Oh, the Joy of Soup!

When the weather changes, I believe it calls for warm, hearty dishes like soups. I think it is safe to say that as a kid I probably wasn't a fan of too many soups, but then again, I probably only had soup when I was sick with a cold. As timed moved on, my mom moved beyond chicken noodle soup into a wide variety. Now, as an adult, I am almost drawn to them, especially during the latter part of the year.

As I move beyond just broth-based soups, I've been enjoying discovering a variety of tastes and heat indexes!

What am I enjoying right now? A bowl of Carib Black Bean Soup over vegetable rice, along with a Mexican-inspired/Tex-Mex cornbread muffin. (And as always, a recipe follows.)

Carib Black Bean Soup
2 cans of black beans, rinsed and drained
olive oil
1 onion, chopped
2 cloves of garlic, chopped
3 stalks of celery, chopped
4 cups of chicken broth
1 cup water

1/4 tsp. ground cayenne pepper
3/4 tsp ground cumin
1 T balsamic vinegar
1 1/2 tsp. soy sauce
1/4 tsp ground black pepper
chili powder

In a large stock pot, heat olive oil and add onion, garlic and chopped celery.  Saute until vegetables are softened.  Add bean, broth and water, and bring to a boil.  Reduce heat and simmer.  Add cayenne pepper, cumin, and chili powder.  Continue simmering until flavors are blended.  Puree some of soup in a blender and then return it to the pot to simmer.  Add vinegar, soy sauce, and pepper and simmer until done, which is basically until you are satisfied because everything is already "done" from the beginning. 

* I like my soups like this with a little kick, so I don't really measure the peppers.  If all else fails, I add hot sauce to my individual bowl, stir, and enjoy!

Mexican Cornbread
1 (8.5 oz.) box of Jiffy cornbread mix
1 egg
1/2 cup milk
1 (4 oz.) can of green chiles
1 (8 oz.) can of creamed corn
1 cup shredded cheese (I used a mix of Parmesan and Extra Sharp Cheddar)

Mix ingredients according to Jiffy package.  Add the remaining "extra" ingredients.  Bake in greased muffin pans in a 400 degree preheated oven for 20-25 minutes or until done.
Vegetable Rice
1 1/2 cups of white rice (I used Basmati)
3 cups of water or broth

2 T minced onion
2 cloves of garlic, chopped
2 carrots, peeled and diced
frozen peas
olive oil

In a sauce pot, heat olive oil and saute onion, garlic, carrots and rice until the rice is translucent.  Add broth or water.  Add peas.  Add salt, if desired.  Bring to a boil, then simmer for 20-25 minutes or until rice is done.
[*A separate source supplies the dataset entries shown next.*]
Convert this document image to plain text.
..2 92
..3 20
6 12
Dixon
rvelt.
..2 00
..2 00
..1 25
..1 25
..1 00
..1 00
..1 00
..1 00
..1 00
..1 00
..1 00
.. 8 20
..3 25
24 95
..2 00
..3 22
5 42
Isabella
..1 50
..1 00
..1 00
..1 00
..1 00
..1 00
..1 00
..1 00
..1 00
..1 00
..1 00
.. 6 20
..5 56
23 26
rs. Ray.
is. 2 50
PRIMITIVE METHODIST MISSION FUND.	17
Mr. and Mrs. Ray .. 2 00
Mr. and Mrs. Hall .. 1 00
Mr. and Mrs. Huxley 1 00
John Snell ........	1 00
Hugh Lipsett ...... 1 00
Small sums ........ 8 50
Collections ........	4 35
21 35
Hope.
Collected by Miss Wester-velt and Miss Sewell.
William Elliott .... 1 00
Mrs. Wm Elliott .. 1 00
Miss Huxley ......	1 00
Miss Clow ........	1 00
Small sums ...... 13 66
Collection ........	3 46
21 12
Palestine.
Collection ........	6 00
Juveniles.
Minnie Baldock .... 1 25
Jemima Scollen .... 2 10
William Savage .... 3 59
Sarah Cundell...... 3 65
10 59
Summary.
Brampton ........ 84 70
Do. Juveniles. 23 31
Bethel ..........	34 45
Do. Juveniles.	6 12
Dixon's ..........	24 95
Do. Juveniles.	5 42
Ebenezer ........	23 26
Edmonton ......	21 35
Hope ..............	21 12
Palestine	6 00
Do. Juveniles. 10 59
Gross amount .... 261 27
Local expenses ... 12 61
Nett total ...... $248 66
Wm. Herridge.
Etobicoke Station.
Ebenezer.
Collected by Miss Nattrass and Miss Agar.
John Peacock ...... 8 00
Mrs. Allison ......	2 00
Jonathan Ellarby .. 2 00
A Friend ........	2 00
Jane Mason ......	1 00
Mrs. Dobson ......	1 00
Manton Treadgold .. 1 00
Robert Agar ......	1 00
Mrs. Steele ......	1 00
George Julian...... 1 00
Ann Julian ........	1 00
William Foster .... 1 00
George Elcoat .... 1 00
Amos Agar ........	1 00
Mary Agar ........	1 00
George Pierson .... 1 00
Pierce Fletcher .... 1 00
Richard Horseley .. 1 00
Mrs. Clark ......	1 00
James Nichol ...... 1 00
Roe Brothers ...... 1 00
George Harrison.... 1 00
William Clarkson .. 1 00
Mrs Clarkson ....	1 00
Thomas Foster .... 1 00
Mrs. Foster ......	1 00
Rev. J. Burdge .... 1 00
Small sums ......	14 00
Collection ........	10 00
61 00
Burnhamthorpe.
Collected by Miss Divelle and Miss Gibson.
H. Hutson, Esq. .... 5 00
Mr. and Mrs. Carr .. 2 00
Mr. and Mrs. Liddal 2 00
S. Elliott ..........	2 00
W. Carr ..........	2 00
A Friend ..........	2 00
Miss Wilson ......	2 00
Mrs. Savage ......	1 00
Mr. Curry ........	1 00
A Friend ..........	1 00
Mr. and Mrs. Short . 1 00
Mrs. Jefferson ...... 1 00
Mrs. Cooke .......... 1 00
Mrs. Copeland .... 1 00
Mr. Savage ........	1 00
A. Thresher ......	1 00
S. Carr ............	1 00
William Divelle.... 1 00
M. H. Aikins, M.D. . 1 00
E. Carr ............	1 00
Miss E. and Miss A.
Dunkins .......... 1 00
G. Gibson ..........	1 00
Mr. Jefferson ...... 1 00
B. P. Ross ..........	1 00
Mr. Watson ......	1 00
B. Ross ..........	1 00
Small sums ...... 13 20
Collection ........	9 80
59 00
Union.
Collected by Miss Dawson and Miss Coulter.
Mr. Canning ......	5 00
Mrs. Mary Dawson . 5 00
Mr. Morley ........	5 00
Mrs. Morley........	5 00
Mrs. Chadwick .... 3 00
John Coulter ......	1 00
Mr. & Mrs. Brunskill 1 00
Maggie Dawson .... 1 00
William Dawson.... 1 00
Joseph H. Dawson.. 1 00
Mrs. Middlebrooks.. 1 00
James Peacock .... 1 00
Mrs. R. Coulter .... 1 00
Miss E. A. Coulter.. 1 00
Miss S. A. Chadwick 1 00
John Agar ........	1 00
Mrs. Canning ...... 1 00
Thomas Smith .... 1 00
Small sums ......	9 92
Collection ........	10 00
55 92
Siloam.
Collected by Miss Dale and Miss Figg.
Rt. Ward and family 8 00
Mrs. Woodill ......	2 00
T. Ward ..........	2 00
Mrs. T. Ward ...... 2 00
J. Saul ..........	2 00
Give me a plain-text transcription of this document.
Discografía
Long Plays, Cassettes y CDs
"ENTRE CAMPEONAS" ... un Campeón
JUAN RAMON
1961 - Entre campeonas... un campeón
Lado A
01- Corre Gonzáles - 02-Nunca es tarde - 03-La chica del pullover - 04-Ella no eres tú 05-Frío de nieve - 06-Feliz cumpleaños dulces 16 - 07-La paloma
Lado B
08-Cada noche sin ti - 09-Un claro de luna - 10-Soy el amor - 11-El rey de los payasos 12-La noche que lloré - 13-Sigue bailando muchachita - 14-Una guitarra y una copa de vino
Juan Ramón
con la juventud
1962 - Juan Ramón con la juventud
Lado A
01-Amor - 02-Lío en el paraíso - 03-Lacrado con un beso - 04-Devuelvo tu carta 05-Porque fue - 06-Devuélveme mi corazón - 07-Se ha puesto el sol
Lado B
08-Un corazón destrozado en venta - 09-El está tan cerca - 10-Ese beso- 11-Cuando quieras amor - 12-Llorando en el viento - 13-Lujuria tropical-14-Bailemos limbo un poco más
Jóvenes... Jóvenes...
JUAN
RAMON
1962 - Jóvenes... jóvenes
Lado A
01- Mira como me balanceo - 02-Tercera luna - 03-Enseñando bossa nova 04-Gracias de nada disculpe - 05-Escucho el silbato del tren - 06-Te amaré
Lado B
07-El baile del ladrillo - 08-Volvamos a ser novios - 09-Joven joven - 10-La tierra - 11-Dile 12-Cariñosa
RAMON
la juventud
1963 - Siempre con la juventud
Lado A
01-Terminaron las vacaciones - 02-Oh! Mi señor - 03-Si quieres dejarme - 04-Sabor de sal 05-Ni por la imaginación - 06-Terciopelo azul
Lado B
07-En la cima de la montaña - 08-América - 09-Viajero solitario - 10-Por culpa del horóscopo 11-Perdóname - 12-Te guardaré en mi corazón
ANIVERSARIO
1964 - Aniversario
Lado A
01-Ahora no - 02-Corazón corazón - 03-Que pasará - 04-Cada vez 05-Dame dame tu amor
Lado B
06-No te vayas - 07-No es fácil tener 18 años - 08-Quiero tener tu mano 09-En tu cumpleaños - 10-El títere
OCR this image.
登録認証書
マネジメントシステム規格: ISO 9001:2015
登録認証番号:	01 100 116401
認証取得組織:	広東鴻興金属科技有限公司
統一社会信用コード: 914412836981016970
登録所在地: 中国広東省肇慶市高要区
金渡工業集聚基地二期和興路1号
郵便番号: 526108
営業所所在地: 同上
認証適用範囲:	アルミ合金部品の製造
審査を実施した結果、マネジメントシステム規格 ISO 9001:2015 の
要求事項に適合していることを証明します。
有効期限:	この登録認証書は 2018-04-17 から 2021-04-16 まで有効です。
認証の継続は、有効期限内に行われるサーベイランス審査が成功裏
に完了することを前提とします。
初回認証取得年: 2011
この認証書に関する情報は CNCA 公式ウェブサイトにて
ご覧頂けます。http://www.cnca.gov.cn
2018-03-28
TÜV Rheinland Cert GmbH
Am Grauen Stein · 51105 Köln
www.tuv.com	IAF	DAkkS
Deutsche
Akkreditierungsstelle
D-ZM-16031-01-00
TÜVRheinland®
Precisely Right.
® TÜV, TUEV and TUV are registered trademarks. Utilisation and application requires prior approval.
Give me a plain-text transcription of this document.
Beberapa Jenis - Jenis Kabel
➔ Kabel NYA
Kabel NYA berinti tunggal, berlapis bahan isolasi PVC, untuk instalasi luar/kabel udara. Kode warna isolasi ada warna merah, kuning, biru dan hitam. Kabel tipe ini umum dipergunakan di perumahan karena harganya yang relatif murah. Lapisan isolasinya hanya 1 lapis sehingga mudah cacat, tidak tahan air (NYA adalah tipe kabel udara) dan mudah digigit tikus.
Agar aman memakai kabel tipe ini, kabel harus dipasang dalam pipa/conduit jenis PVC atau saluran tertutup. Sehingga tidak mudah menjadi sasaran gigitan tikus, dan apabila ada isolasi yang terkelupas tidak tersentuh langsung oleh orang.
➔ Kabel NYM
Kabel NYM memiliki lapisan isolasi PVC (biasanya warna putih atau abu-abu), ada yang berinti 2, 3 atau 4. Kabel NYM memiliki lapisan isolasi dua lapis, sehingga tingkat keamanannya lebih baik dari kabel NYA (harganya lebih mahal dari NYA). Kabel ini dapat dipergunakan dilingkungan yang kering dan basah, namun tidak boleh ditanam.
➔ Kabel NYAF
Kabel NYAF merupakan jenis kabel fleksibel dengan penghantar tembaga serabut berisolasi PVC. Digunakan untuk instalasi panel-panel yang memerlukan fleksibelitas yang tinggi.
When serving, I place the rice in the bottom of the bowl and pour the soup over it.  Delicious!

And what am I cooking right now?  Another pot of soup, but you'll have to check back to see what kind!


  1. One day I will try to cook something Caribbean, everything you post looks yummy. Too bad I am an awful cook! lol

  2. I'm going to try the Mexican Cornbread. That has always been one of my favorites at the local restaurant. Thanks for sharing all of these great ideas.